Exhortez avec force les gens à donner de l’argent pour l’aide humanitaire [Médecins sans frontières, par exemple]. Entre les morts, les emprisonnements, les déplacements intérieurs de populations et les réfugiés, je pense que 30 à 40% de la population syrienne est d’une façon ou d’une autre déracinée [le HCR estime que d’ici à la fin de l’année près de 10 millions de Syriennes et Syriens – soit presque la moitié de la population du pays – seront réfugié·e·s ou déplacé·e·s intérieurs].

Je n’ai pas de solutions réelles à vous proposer dont vous pourriez vous emparer pour encourager les gens à les soutenir. Peut-être que pousser à un véritable cessez-le-feu pourrait être une option, ce qui supposerait une pression sur la Russie pour exiger de Bachar qu’il se rétracte. Je sais que le fait que je ne possède pas de réponse sur ce qu’il faudrait faire est une lacune, mais quelquefois le meilleur moyen d’action est de seulement être en solidarité avec des personnes en lutte en le reconnaissant, tout simplement.

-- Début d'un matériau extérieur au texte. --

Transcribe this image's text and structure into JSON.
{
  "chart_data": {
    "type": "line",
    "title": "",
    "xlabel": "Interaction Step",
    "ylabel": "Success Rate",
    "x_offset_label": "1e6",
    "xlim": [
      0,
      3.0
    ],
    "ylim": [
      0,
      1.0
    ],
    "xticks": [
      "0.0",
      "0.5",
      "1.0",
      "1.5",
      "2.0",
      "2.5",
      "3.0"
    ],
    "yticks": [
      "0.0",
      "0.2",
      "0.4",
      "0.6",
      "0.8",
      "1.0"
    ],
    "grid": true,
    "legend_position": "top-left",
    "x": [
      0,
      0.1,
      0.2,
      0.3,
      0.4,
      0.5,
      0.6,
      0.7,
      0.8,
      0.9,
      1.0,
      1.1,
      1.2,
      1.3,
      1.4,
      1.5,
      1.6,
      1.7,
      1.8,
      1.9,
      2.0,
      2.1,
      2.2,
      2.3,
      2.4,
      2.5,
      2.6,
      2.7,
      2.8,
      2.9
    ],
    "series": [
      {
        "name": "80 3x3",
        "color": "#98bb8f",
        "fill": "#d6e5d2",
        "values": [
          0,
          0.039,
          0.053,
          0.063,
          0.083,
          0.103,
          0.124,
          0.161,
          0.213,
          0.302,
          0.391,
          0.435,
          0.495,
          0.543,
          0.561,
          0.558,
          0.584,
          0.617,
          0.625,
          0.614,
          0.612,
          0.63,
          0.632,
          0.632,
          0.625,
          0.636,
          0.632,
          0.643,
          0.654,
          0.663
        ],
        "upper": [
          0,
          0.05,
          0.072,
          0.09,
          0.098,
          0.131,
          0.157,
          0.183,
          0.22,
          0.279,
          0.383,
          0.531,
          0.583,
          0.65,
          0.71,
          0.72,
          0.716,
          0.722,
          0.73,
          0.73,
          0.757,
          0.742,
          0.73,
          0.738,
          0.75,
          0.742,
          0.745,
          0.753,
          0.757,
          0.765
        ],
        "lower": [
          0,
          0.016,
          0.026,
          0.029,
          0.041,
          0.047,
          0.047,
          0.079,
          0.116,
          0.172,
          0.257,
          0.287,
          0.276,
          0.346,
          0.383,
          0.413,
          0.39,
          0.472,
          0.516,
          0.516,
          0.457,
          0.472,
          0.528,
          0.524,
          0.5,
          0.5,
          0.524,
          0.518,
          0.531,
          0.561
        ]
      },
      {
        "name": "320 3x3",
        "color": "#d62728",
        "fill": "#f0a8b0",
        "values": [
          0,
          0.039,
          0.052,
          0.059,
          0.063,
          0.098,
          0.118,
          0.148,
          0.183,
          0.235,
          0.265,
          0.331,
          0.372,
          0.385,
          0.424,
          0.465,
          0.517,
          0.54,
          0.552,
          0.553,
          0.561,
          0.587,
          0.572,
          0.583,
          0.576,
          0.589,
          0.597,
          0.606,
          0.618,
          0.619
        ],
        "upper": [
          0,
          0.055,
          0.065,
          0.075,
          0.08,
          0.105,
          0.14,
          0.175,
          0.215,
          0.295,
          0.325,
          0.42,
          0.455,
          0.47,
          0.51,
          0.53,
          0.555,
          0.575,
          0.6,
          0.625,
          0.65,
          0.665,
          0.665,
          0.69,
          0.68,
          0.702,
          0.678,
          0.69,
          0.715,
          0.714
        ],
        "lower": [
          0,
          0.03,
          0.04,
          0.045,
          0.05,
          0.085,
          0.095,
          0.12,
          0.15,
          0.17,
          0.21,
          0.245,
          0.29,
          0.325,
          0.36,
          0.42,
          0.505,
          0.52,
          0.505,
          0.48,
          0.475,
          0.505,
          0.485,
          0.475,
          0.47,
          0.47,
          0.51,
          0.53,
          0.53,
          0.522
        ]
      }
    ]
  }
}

1o° Les Syriennes et les Syriens méritent le même respect pour leur lutte que toutes les autres luttes de la région : en Tunisie, en Egypte, en Libye, au Bahreïn, au Yémen et, toujours, en Palestine.

Notes

[1] http://www.nytimes.com/2013/07/23/world/middleeast/pentagon-outlining-options-to-congress-suggests-syria-campaign-would-be-costly.html?pagewanted=all&_r=1&, voir aussi : http://alencontre.org/moyenorient/syrie/syrie-des-milliards-par-mois-pour-en-finir-avec-bachar.html

[2] http://www.nytimes.com/2013/08/25/opinion/sunday/in-syria-america-loses-if-either-side-wins.html?smid=fb-share&_r=1&

[3] http://killerapps.foreignpolicy.com/posts/2013/08/22/us_shipping_thousands_of_cluster_bombs_to_saudi_arabia_despite_international_ban

[4] http://www.theguardian.com/world/2013/feb/05/cia-rendition-countries-covert-support

[5] http://www.jadaliyya.com/pages/index/12556/the-growing-challenge-to-the-syrian-regime-and-the

* Texte publié le 27 août 2013 sur le site mondoweiss.net ; traduction A l’Encontre.